Created 05-11-2018 12:01 PM
When I try to execute MapReduce Program, It gives me error like "Time out after 600 secs", "Container killed by ApplicationMaster.", "Container killed on request. Exit code is 143". It show also map 100% and reduce stuck at 72%.
Can you please help?
Created 07-12-2018 08:40 PM
Are you running Distributed shell application ? Default client timeout for Dshell is 600 secs. You can extend client timeout using "-timeout <milliseconds>" in application launch command.
Created 07-12-2018 08:29 PM
Created 07-13-2018 08:54 PM
Exit code 143 is due to multiple reasons. Yesterday I got the error in sqoop related to timeout. Adding -Dmapreduce.task.timeout=0 in my sqoop job resolved the issue.

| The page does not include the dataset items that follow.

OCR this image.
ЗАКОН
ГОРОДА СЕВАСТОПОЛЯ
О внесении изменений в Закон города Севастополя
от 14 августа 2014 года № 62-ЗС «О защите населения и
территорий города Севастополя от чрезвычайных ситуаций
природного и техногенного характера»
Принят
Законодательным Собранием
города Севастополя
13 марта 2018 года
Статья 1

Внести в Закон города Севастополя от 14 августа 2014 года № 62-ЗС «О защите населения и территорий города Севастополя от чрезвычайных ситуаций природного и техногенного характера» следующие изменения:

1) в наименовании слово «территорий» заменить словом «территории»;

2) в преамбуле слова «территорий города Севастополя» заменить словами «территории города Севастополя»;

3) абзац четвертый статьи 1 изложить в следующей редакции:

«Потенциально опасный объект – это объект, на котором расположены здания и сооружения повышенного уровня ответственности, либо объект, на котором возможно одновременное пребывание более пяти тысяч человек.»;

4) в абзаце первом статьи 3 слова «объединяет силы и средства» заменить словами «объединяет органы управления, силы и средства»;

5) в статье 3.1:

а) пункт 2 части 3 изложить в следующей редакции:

18/07/12 06:40:28 INFO mapreduce.Job: Job job_1530133778859_8931 running in uber mode : false
18/07/12 06:40:28 INFO mapreduce.Job: map 0% reduce 0%
18/07/12 06:45:57 INFO mapreduce.Job: Task Id : attempt_1530133778859_8931_m_000005_0, Status : FAILED
AttemptID:attempt_1530133778859_8931_m_000005_0 Timed out after 300 secs
Container killed by the ApplicationMaster.
Container killed on request. Exit code is 143
Container exited with a non-zero exit code 143.